According to the Bank of England, private credit funds now hold a substantial presence in global finance. However, their rapid expansion has sparked concerns about the lack of transparency within the sector. Unlike traditional banks, private credit firms are not subject to the same stringent regulations, making it difficult for regulators to assess the scale of their operations or their potential impact on the economy in times of crisis.
The Bank of England’s stress test, known as the “system-wide exploratory scenario exercise” (SWES), aims to understand how these firms would respond to economic shocks. It will also explore the links between private credit firms and traditional banks, which have become increasingly intertwined over the years. This interaction raises concerns that a crisis within the private credit sector could quickly spill over into other areas of the financial system, creating widespread instability.
The Major Players Involved
Despite the voluntary nature of the Bank of England’s stress test, many of the biggest players in the private credit sector have agreed to participate. Firms such as Goldman Sachs, Carlyle Group, and Blackstone, alongside investment giants like Ares and Apollo, will take part in the exercise, which is scheduled to be carried out next year.
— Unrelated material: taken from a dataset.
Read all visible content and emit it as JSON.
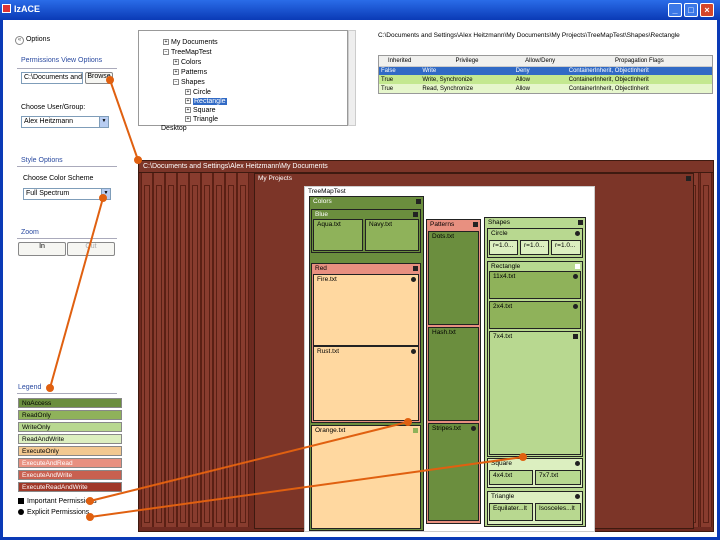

According to Sarah Breeden, the Bank of England’s deputy governor for financial stability, this collaboration will help build a “system-wide understanding” of the risks the sector poses.
Breeden emphasised the importance of private credit in supporting UK businesses, stating that “private equity and private credit play an increasingly valuable role in helping UK companies to innovate, invest, and grow.” However, she also acknowledged that understanding how these firms would behave in times of economic stress is crucial to preventing potential disruptions to the wider financial system.
The stress test will take place over two rounds, and it will evaluate how private credit firms would react to various market conditions, testing “system-wide interactions and amplification effects.” While the initial findings are expected to be released in 2026, a final report is set to be published in 2027.
Implications for Financial Regulation
The stress test is also a crucial step in addressing the growing concerns about the regulatory gaps within the private credit sector. While traditional banks are subject to rigorous stress tests, private credit firms are largely unregulated, raising questions about their resilience in a financial crisis. This lack of oversight is one of the reasons why regulators are increasingly focused on the sector.
The results of the SWES exercise could help inform future regulatory measures, potentially leading to tighter controls over private credit firms. If the test reveals significant vulnerabilities, the Bank of England may introduce measures to safeguard the wider economy from potential shocks.